The replication of this finding in two groups of differently-aged people suggests that self-compassion may help moderate the link between perfectionism and depression across the lifespan. The authors suggest that self-compassion interventions could be a useful way to undermine the effects of perfectionism, but future experimental or intervention research is needed to fully assess this possibility.
“Self-compassion, the practice of self-kindness, consistently reduces the strength of the relationship between maladaptive perfectionism and depression for both adolescents and adults,” says lead author Madeleine Ferrari.

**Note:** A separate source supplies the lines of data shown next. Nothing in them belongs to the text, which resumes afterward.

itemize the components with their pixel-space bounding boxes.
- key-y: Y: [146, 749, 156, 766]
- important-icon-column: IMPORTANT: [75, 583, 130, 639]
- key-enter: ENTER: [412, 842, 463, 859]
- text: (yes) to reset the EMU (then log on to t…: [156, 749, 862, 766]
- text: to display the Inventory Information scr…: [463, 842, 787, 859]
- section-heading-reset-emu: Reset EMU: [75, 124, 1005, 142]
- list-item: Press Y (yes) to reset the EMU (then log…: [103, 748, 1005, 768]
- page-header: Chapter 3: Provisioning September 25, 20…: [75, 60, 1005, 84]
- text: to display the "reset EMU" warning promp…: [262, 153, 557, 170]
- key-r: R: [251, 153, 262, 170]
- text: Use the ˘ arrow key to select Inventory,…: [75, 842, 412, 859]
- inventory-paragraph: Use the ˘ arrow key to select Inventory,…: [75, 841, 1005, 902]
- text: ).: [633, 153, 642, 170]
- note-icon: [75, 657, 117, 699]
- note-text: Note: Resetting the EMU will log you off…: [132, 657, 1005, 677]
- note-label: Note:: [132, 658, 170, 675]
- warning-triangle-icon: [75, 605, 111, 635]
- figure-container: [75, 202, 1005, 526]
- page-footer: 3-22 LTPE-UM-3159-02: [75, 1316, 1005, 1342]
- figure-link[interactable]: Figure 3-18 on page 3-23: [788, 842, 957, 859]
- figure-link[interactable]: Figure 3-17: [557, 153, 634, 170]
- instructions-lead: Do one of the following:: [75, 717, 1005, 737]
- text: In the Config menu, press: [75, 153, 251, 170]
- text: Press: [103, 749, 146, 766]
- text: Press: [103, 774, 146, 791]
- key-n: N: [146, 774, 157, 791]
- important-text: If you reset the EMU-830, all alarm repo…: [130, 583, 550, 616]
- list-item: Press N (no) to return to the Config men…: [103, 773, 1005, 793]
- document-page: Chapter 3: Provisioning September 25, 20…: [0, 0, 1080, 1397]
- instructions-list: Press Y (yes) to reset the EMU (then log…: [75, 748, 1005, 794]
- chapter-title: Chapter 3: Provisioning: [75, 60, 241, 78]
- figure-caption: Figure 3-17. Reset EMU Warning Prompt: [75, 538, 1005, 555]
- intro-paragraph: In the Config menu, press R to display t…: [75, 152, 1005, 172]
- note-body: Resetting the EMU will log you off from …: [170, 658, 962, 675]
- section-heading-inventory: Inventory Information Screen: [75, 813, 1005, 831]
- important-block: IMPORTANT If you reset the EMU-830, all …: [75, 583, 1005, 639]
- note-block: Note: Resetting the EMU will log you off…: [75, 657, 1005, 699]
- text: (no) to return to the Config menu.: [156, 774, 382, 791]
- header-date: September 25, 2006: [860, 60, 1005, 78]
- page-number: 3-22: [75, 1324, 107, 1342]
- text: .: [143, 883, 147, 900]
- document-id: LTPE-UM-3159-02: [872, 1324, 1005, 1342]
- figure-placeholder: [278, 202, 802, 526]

The increases in perfectionism among young people since 1980 are probably caused by the policies of neoliberalism, which began to be implemented much more around 1980 and basically represent undermining mechanisms of social solidarity in society. Also, this is what I wrote when addressing perfectionism and neoliberalism last month: “I have thought for years now that there is generally too much competition and not enough cooperation in society today, which is part of the reason I advocate for reforms such as increasing the use of democratic co-operatives.”
My other advice to people who have struggled with unhealthy variants of perfectionism in the past — as I have — is to simply try to first do well, but maybe not quite to the highest standard you know you’re capable of, and then after that decide if you want to improve what you were doing any further. There are times when it’s much better to do something at 80 to 90 percent of your potential instead of not doing it at all. Experiences (and doing something at 80 to 90 percent rather than not at all is an experience) can be immensely valuable, and based on the findings that show a lot of millennials are prioritizing experiences over traditional gifts, there should be an improving understanding of this.